Ministry of Antiquities
Aswan witnessed a series of archaeological discoveries carried out by several joint Egyptian-Foreign missions in different archaeological sites.
Dr. Mostafa Waziri, Secretary-General of the Supreme Council of Antiquities announced.
He explains that the Swedish-Egyptian mission working at Gebal el-Silsila area succeed to uncover 4 intact burials for children, while the Austrian mission at the archaeological hill in Kom Ombo town uncovered part of a First Intermediate Period cemetery and the Egyptian-Swiss mission in Aswan has discovered an incomplete statue dating back to the Greco-Roman era.
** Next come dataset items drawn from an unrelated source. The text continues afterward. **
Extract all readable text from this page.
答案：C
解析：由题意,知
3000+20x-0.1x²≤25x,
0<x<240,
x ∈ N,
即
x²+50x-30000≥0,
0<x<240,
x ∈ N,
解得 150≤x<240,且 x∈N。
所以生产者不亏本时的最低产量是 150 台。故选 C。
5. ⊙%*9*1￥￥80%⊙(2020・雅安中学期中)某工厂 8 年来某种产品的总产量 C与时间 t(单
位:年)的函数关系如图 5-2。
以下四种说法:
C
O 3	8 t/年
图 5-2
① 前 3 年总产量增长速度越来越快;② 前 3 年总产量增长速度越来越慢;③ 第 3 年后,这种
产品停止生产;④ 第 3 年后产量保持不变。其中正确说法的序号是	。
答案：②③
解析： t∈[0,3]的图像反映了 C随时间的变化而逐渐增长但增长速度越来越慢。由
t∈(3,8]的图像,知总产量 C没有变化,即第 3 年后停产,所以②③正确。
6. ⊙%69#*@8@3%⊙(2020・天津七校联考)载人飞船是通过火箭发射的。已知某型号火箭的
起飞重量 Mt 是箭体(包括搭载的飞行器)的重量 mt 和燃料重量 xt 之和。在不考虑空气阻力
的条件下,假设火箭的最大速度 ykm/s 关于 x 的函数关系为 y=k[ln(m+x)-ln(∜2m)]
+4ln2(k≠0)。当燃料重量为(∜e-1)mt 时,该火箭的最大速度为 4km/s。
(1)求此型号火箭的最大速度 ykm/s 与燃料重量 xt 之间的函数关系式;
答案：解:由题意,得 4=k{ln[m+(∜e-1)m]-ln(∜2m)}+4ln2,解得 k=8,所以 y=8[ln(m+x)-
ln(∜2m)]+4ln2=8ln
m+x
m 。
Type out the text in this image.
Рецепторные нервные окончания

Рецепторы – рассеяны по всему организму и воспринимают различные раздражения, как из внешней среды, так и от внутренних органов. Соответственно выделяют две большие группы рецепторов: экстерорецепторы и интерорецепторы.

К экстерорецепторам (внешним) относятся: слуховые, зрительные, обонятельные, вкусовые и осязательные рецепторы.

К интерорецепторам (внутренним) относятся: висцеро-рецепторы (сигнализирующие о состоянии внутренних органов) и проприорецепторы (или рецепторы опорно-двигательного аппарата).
Dr.Ayman Ashmawy, Head of the Ancient Egyptian Antiquities Sector at the Ministry of Antiquities explains that the 4 burials discovered in Gebel el-Silsila are dating back to the 18th dynasty and it consists of a rock-hewn burial for a child between two and three years old and his mummy still retains its linen wrapping and is surrounded by some organic material from the remains of a wooden coffin.
The Secound burial is for a child aged between six and nine years old founded inside a wooden coffin, while the third burial is of a child between the ages of five and eight years both of which contain many funerary furniture, including amulets and a set of pottery. The fourth burial is for a child between the ages of five and eight years too, and it is not clear exactly the cause of his death.
Dr. Maria Nilsson Head of the Swedish mission said that the mission succeed during the previous excavation works to uncover many burials but the new discovery Is shedding more light on known the burial customs used in the Thutmosid period as well as the social, economic and religious life of people during this period.
She continues that the mission will conduct more studies and researches on those burials.
The Egyptian-Austrian archaeological mission in Kom Ombo, led by Dr. Irene Foster uncovered a part of a cemetery from the First Intermediate Period, with a number of cemeteries and mud-brick tombs founded inside it numerous of pottery vessels and grave goods.
Dr. Foster explains that that the preliminary study reveals that it is mostly built on top of earlier tombs.
She continues that below the cemetery the mission uncovered remains of an Old Kingdom town with a ceiling impression of king Sahure (5th Dynasty).
Abdel Moneim Saeed General Director of Aswan and Nubia Antiquities said that the Egyptian-Swiss mission working on the ancient city of Aswan, headed by Wolfgang Muller unearthed an incomplete statue of a headless woman and her feet and right hand are missing. It is carved in limestone and measures 14x9 in width and the thickness of the top 3 cm and the bottom 7 cm.
Preliminary study on the statue reveals that it belongs to a lady and the dress she wears is similar to that of the Greek goddess “Artemis” God of hunting and wildness and the god of procreation, virginity and fertility combined with the goddess Isis and Bastet. The statue has been moved to the museum stores in Aswan Antiquities site.